The value field of the Wide Community Target(s) TLV is a series of
Wide Community Atom TLVs. The semantics of any given atom TLV MUST
be part of the definition of a given Wide Community.
Typically, Wide Community Targets consist of a series of atoms that
have "match any" semantics. Thus, if any given target matches per
the semantics of that atom for the community, the community is
considered to match and the action defined by the community should be
executed.
When no Target(s) TLV is specified, it is considered "match all".

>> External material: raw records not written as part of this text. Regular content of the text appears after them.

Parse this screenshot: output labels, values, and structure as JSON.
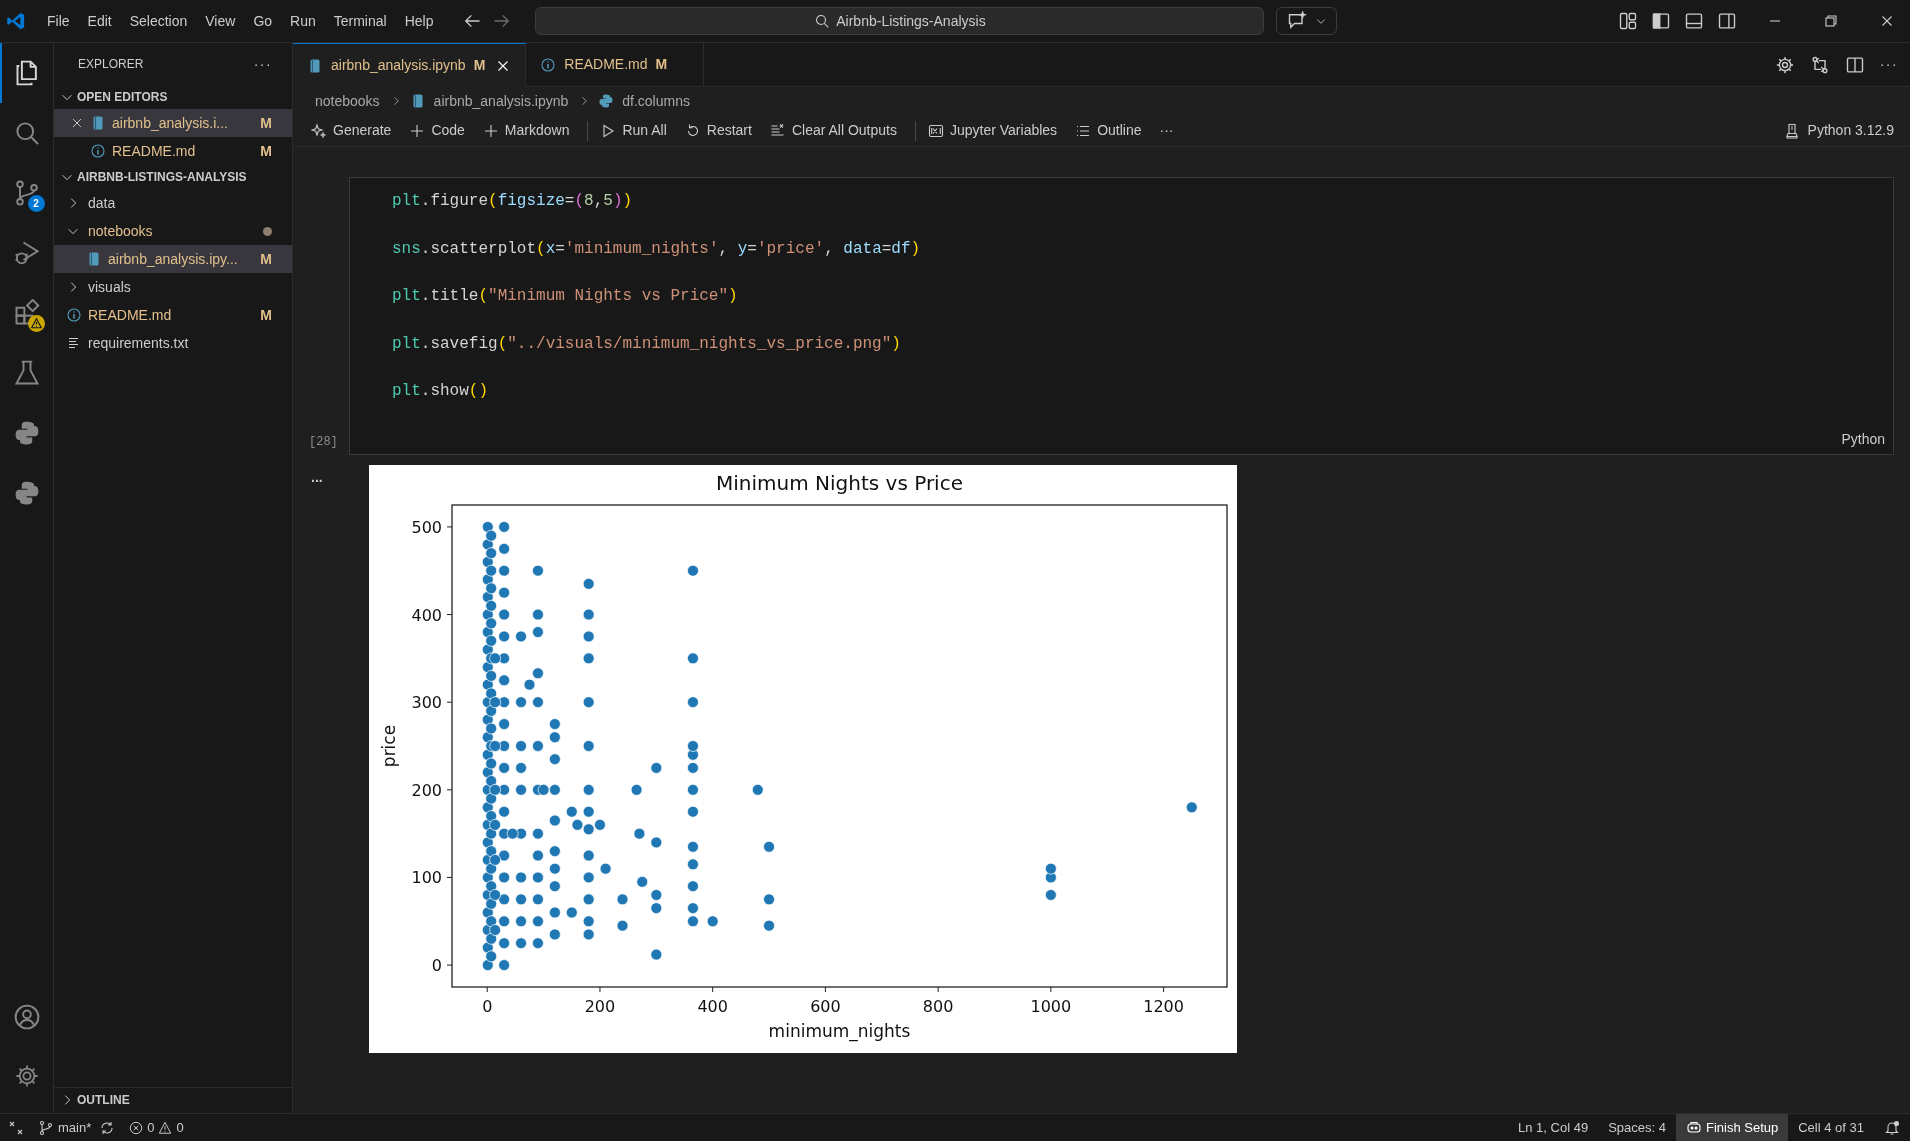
{
  "menu": [
    "File",
    "Edit",
    "Selection",
    "View",
    "Go",
    "Run",
    "Terminal",
    "Help"
  ],
  "command_center": {
    "text": "Airbnb-Listings-Analysis"
  },
  "activity_bar": [
    {
      "kind": "files",
      "selected": true
    },
    {
      "kind": "search",
      "selected": false
    },
    {
      "kind": "source-control",
      "selected": false,
      "badge": "2"
    },
    {
      "kind": "run-debug",
      "selected": false
    },
    {
      "kind": "extensions",
      "selected": false,
      "warning": true
    },
    {
      "kind": "testing",
      "selected": false
    },
    {
      "kind": "python",
      "selected": false
    },
    {
      "kind": "python",
      "selected": false
    }
  ],
  "sidebar": {
    "title": "EXPLORER",
    "actions": "···",
    "open_editors": {
      "title": "OPEN EDITORS",
      "expanded": true,
      "items": [
        {
          "label": "airbnb_analysis.i...",
          "badge": "M",
          "kind": "notebook",
          "selected": true
        },
        {
          "label": "README.md",
          "badge": "M",
          "kind": "info",
          "selected": false
        }
      ]
    },
    "project": {
      "title": "AIRBNB-LISTINGS-ANALYSIS",
      "expanded": true,
      "items": [
        {
          "label": "data",
          "kind": "folder",
          "expanded": false,
          "selected": false
        },
        {
          "label": "notebooks",
          "kind": "folder",
          "expanded": true,
          "selected": false,
          "modified_dot": true,
          "children": [
            {
              "label": "airbnb_analysis.ipy...",
              "kind": "notebook",
              "badge": "M",
              "selected": true
            }
          ]
        },
        {
          "label": "visuals",
          "kind": "folder",
          "expanded": false,
          "selected": false
        },
        {
          "label": "README.md",
          "kind": "info",
          "badge": "M",
          "selected": false
        },
        {
          "label": "requirements.txt",
          "kind": "text",
          "selected": false
        }
      ]
    },
    "outline": {
      "title": "OUTLINE",
      "expanded": false
    }
  },
  "tabs": [
    {
      "label": "airbnb_analysis.ipynb",
      "badge": "M",
      "kind": "notebook",
      "selected": true
    },
    {
      "label": "README.md",
      "badge": "M",
      "kind": "info",
      "selected": false
    }
  ],
  "tab_actions": "···",
  "breadcrumb": [
    {
      "label": "notebooks",
      "kind": "folder"
    },
    {
      "label": "airbnb_analysis.ipynb",
      "kind": "notebook"
    },
    {
      "label": "df.columns",
      "kind": "python"
    }
  ],
  "toolbar": [
    {
      "label": "Generate",
      "kind": "sparkle"
    },
    {
      "label": "Code",
      "kind": "plus"
    },
    {
      "label": "Markdown",
      "kind": "plus"
    },
    {
      "kind": "divider"
    },
    {
      "label": "Run All",
      "kind": "run"
    },
    {
      "label": "Restart",
      "kind": "restart"
    },
    {
      "label": "Clear All Outputs",
      "kind": "clear"
    },
    {
      "kind": "divider"
    },
    {
      "label": "Jupyter Variables",
      "kind": "variables"
    },
    {
      "label": "Outline",
      "kind": "list"
    },
    {
      "label": "···",
      "kind": "more"
    }
  ],
  "kernel": "Python 3.12.9",
  "cell": {
    "execution_count": "[28]",
    "language": "Python",
    "lines": [
      [
        {
          "kind": "module",
          "text": "plt"
        },
        {
          "kind": "plain",
          "text": ".figure"
        },
        {
          "kind": "paren1",
          "text": "("
        },
        {
          "kind": "param",
          "text": "figsize"
        },
        {
          "kind": "plain",
          "text": "="
        },
        {
          "kind": "paren2",
          "text": "("
        },
        {
          "kind": "number",
          "text": "8"
        },
        {
          "kind": "plain",
          "text": ","
        },
        {
          "kind": "number",
          "text": "5"
        },
        {
          "kind": "paren2",
          "text": ")"
        },
        {
          "kind": "paren1",
          "text": ")"
        }
      ],
      [
        {
          "kind": "module",
          "text": "sns"
        },
        {
          "kind": "plain",
          "text": ".scatterplot"
        },
        {
          "kind": "paren1",
          "text": "("
        },
        {
          "kind": "param",
          "text": "x"
        },
        {
          "kind": "plain",
          "text": "="
        },
        {
          "kind": "string",
          "text": "'minimum_nights'"
        },
        {
          "kind": "plain",
          "text": ", "
        },
        {
          "kind": "param",
          "text": "y"
        },
        {
          "kind": "plain",
          "text": "="
        },
        {
          "kind": "string",
          "text": "'price'"
        },
        {
          "kind": "plain",
          "text": ", "
        },
        {
          "kind": "param",
          "text": "data"
        },
        {
          "kind": "plain",
          "text": "="
        },
        {
          "kind": "param",
          "text": "df"
        },
        {
          "kind": "paren1",
          "text": ")"
        }
      ],
      [
        {
          "kind": "module",
          "text": "plt"
        },
        {
          "kind": "plain",
          "text": ".title"
        },
        {
          "kind": "paren1",
          "text": "("
        },
        {
          "kind": "string",
          "text": "\"Minimum Nights vs Price\""
        },
        {
          "kind": "paren1",
          "text": ")"
        }
      ],
      [
        {
          "kind": "module",
          "text": "plt"
        },
        {
          "kind": "plain",
          "text": ".savefig"
        },
        {
          "kind": "paren1",
          "text": "("
        },
        {
          "kind": "string",
          "text": "\"../visuals/minimum_nights_vs_price.png\""
        },
        {
          "kind": "paren1",
          "text": ")"
        }
      ],
      [
        {
          "kind": "module",
          "text": "plt"
        },
        {
          "kind": "plain",
          "text": ".show"
        },
        {
          "kind": "paren1",
          "text": "()"
        }
      ]
    ]
  },
  "output": {
    "marker": "...",
    "chart_data": {
      "type": "scatter",
      "title": "Minimum Nights vs Price",
      "xlabel": "minimum_nights",
      "ylabel": "price",
      "x": [
        1,
        1,
        1,
        1,
        1,
        1,
        1,
        1,
        1,
        1,
        1,
        1,
        1,
        1,
        1,
        1,
        1,
        1,
        1,
        1,
        1,
        1,
        1,
        1,
        1,
        1,
        7,
        7,
        7,
        7,
        7,
        7,
        7,
        7,
        7,
        7,
        7,
        7,
        7,
        7,
        7,
        7,
        7,
        7,
        7,
        7,
        7,
        7,
        7,
        7,
        7,
        30,
        30,
        30,
        30,
        30,
        30,
        30,
        30,
        30,
        30,
        30,
        30,
        30,
        30,
        30,
        30,
        30,
        30,
        30,
        30,
        30,
        14,
        14,
        14,
        14,
        14,
        14,
        14,
        14,
        60,
        60,
        60,
        60,
        60,
        60,
        60,
        60,
        60,
        60,
        90,
        90,
        90,
        90,
        90,
        90,
        90,
        90,
        90,
        90,
        90,
        90,
        90,
        120,
        120,
        120,
        120,
        120,
        120,
        120,
        120,
        120,
        120,
        180,
        180,
        180,
        180,
        180,
        180,
        180,
        180,
        180,
        180,
        180,
        180,
        180,
        180,
        365,
        365,
        365,
        365,
        365,
        365,
        365,
        365,
        365,
        365,
        365,
        365,
        365,
        45,
        75,
        100,
        150,
        150,
        160,
        200,
        210,
        240,
        240,
        265,
        270,
        275,
        300,
        300,
        300,
        300,
        300,
        400,
        480,
        500,
        500,
        500,
        1000,
        1000,
        1000,
        1250
      ],
      "series": [
        {
          "color": "#1f77b4",
          "values": [
            0,
            20,
            40,
            60,
            80,
            100,
            120,
            140,
            160,
            180,
            200,
            220,
            240,
            260,
            280,
            300,
            320,
            340,
            360,
            380,
            400,
            420,
            440,
            460,
            480,
            500,
            10,
            30,
            50,
            70,
            90,
            110,
            130,
            150,
            170,
            190,
            210,
            230,
            250,
            270,
            290,
            310,
            330,
            350,
            370,
            390,
            410,
            430,
            450,
            470,
            490,
            0,
            25,
            50,
            75,
            100,
            125,
            150,
            175,
            200,
            225,
            250,
            275,
            300,
            325,
            350,
            375,
            400,
            425,
            450,
            475,
            500,
            40,
            80,
            120,
            160,
            200,
            250,
            300,
            350,
            25,
            50,
            75,
            100,
            150,
            200,
            225,
            250,
            300,
            375,
            25,
            50,
            75,
            100,
            125,
            150,
            200,
            250,
            300,
            333,
            380,
            400,
            450,
            35,
            60,
            90,
            110,
            130,
            165,
            200,
            235,
            260,
            275,
            35,
            50,
            75,
            100,
            125,
            155,
            175,
            200,
            250,
            300,
            350,
            375,
            400,
            435,
            50,
            65,
            90,
            115,
            135,
            175,
            200,
            225,
            240,
            250,
            300,
            350,
            450,
            150,
            320,
            200,
            60,
            175,
            160,
            160,
            110,
            45,
            75,
            200,
            150,
            95,
            12,
            65,
            80,
            140,
            225,
            50,
            200,
            45,
            75,
            135,
            80,
            100,
            110,
            180
          ]
        }
      ],
      "xlim": [
        -62.5,
        1312.5
      ],
      "ylim": [
        -25,
        525
      ],
      "xticks": [
        0,
        200,
        400,
        600,
        800,
        1000,
        1200
      ],
      "yticks": [
        0,
        100,
        200,
        300,
        400,
        500
      ]
    }
  },
  "status_bar": {
    "branch": "main*",
    "errors": "0",
    "warnings": "0",
    "right": [
      {
        "label": "Ln 1, Col 49",
        "highlight": false
      },
      {
        "label": "Spaces: 4",
        "highlight": false
      },
      {
        "label": "Finish Setup",
        "highlight": true,
        "kind": "copilot"
      },
      {
        "label": "Cell 4 of 31",
        "highlight": false
      }
    ]
  }
}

If the semantics of a given atom is undefined for the community in
question, it MUST be ignored.
When no targets are required by the definition of a given Wide
Community, the Wide Community Target(s) TLV SHOULD NOT be encoded in
the community. Implementations MUST be prepared to accept a Wide
Community Target(s) TLV with an empty value field.
4.4. Wide Community Exclude Target(s) TLV
The Wide Community Exclude Target(s) TLV (Sub-Type 2) contains a list
of a Wide Community atoms.
Wide Community Exclude Targets define criteria by which the community
is considered to NOT match. Depending on the semantics of the Wide
Community, Exclude Target(s) may be optional.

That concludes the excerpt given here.